The team explained that to date, graphene electrochemical biosensors exist for diagnosing one type of hepatitis. This project, however, will develop sensors for the detection of three hepatitis types at a time, by using three graphene sensors, each tailored to identify the antibodies associated with a certain strain of hepatitis, integrated in a single test. Unlike conventional blood tests, this sensor will provide a non-invasive, quick and less expensive screening method. The ease and speed of this method will reportedly be beneficial for bulk testing of the food, agriculture and education workforces in China, for whom tests are obligatory.

Researchers from the University of Hamburg and Graphenea have succeeded in upscaling high-quality graphene devices to the 100-micron scale and beyond. By perfecting CVD graphene production, transfer and patterning processes, the team managed to observe the quantum Hall effect in devices longer than 100 micrometers, with electronic properties on par with micromechanically exfoliated devices.

The work started from graphene grown by chemical vapor deposition (CVD) on a copper substrate. Since graphene on metal is not useful for applications in electronics, the material is usually transferred onto another substrate before use. The transfer process has proven to be a challenge, in many cases leading to cracks, defects, and chemical impurities that reduce the quality of the graphene.

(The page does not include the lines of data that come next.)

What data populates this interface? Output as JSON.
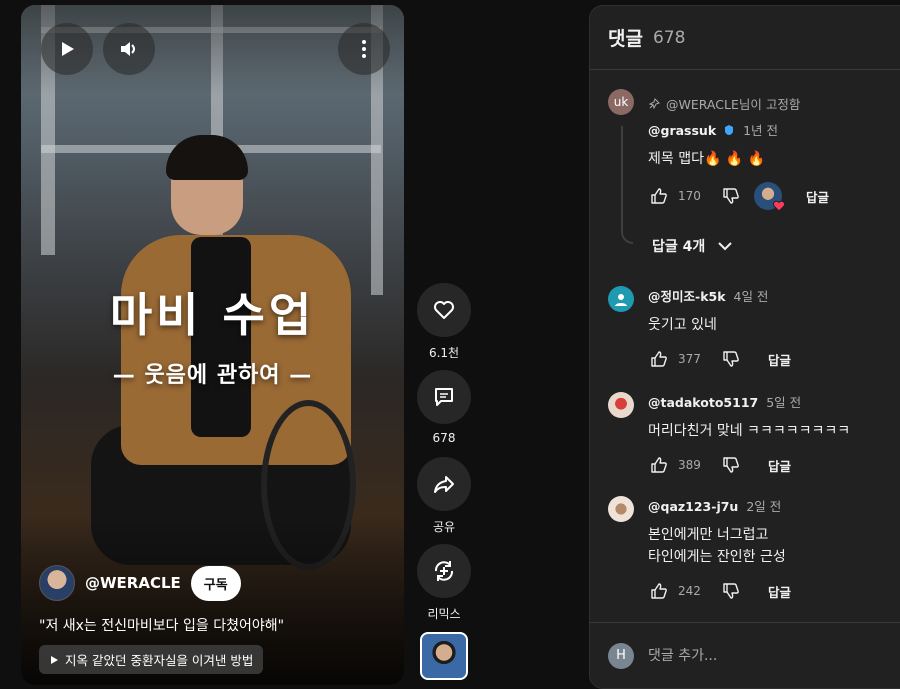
{
  "video": {
    "title_main": "마비 수업",
    "title_sub": "— 웃음에 관하여 —",
    "channel_name": "@WERACLE",
    "subscribe_label": "구독",
    "caption": "\"저 새x는 전신마비보다 입을 다쳤어야해\"",
    "linked_video": "지옥 같았던 중환자실을 이겨낸 방법",
    "icons": {
      "play": "play-icon",
      "volume": "volume-icon",
      "more": "more-vert-icon"
    }
  },
  "actions": {
    "like_count": "6.1천",
    "comment_count": "678",
    "share_label": "공유",
    "remix_label": "리믹스"
  },
  "comments_panel": {
    "title": "댓글",
    "count": "678",
    "pinned_note": "@WERACLE님이 고정함",
    "replies_toggle": "답글 4개",
    "reply_label": "답글",
    "add_placeholder": "댓글 추가...",
    "add_avatar_letter": "H",
    "comments": [
      {
        "avatar": "uk",
        "avatar_color": "#8a6a63",
        "author": "@grassuk",
        "time": "1년 전",
        "text": "제목 맵다🔥 🔥 🔥",
        "likes": "170"
      },
      {
        "avatar": "",
        "avatar_color": "#1e9bb0",
        "author": "@정미조-k5k",
        "time": "4일 전",
        "text": "웃기고 있네",
        "likes": "377"
      },
      {
        "avatar": "",
        "avatar_color": "#c7a08a",
        "author": "@tadakoto5117",
        "time": "5일 전",
        "text": "머리다친거 맞네 ㅋㅋㅋㅋㅋㅋㅋㅋ",
        "likes": "389"
      },
      {
        "avatar": "",
        "avatar_color": "#e0c7b8",
        "author": "@qaz123-j7u",
        "time": "2일 전",
        "text_lines": [
          "본인에게만 너그럽고",
          "타인에게는 잔인한 근성"
        ],
        "likes": "242"
      }
    ]
  }
}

Researchers affiliated with UNIST have raised the possibility of in-situ human health monitoring by wearing a contact lens with built-in wireless smart sensors. Towards this end, the team made use of smart contact lens sensors with electrodes made of graphene sheets and metal nanowires.

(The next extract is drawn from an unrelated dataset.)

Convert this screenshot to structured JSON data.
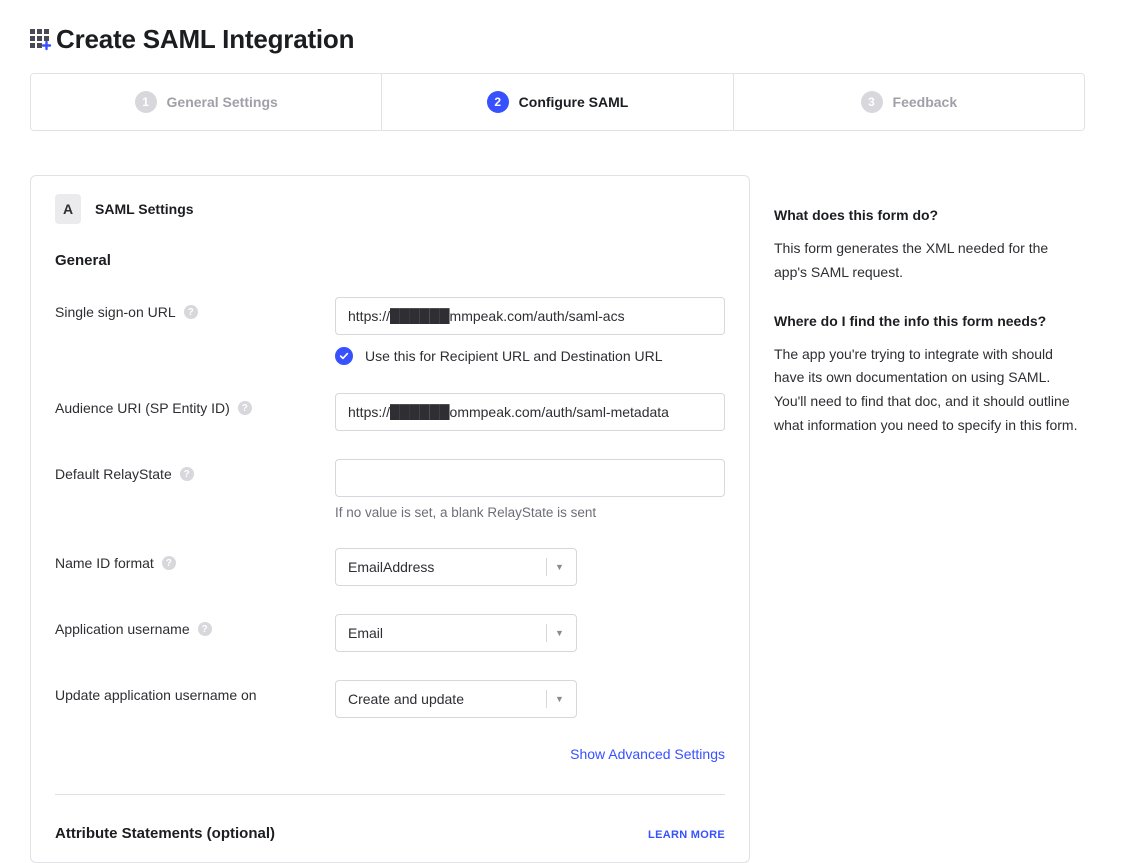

The smart contact lens sensor could help monitor biomarkers for intraocular pressure (IOP), diabetes mellitus, and other health conditions. The research team expects that this research breakthrough could lead to the development of biosensors capable of detecting and treating various human diseases, and used as a component of next-generation smart contact lens-related electronic devices.

Researchers at the University of Melbourne succeeded in imaging how electrons move in 2D graphene, an achievement which may boost the development of next-generation electronics. The new technique overcomes usual limitations of existing methods for understanding electric currents in devices based on ultra-thin materials, and so it is capable of imaging the behavior of moving electrons in structures only one atom in thickness.

The team used a special quantum probe based on an atomic-sized 'color center' found only in diamonds to image the flow of electric currents in graphene. The technique could be used to understand electron behavior in a variety of new technologies.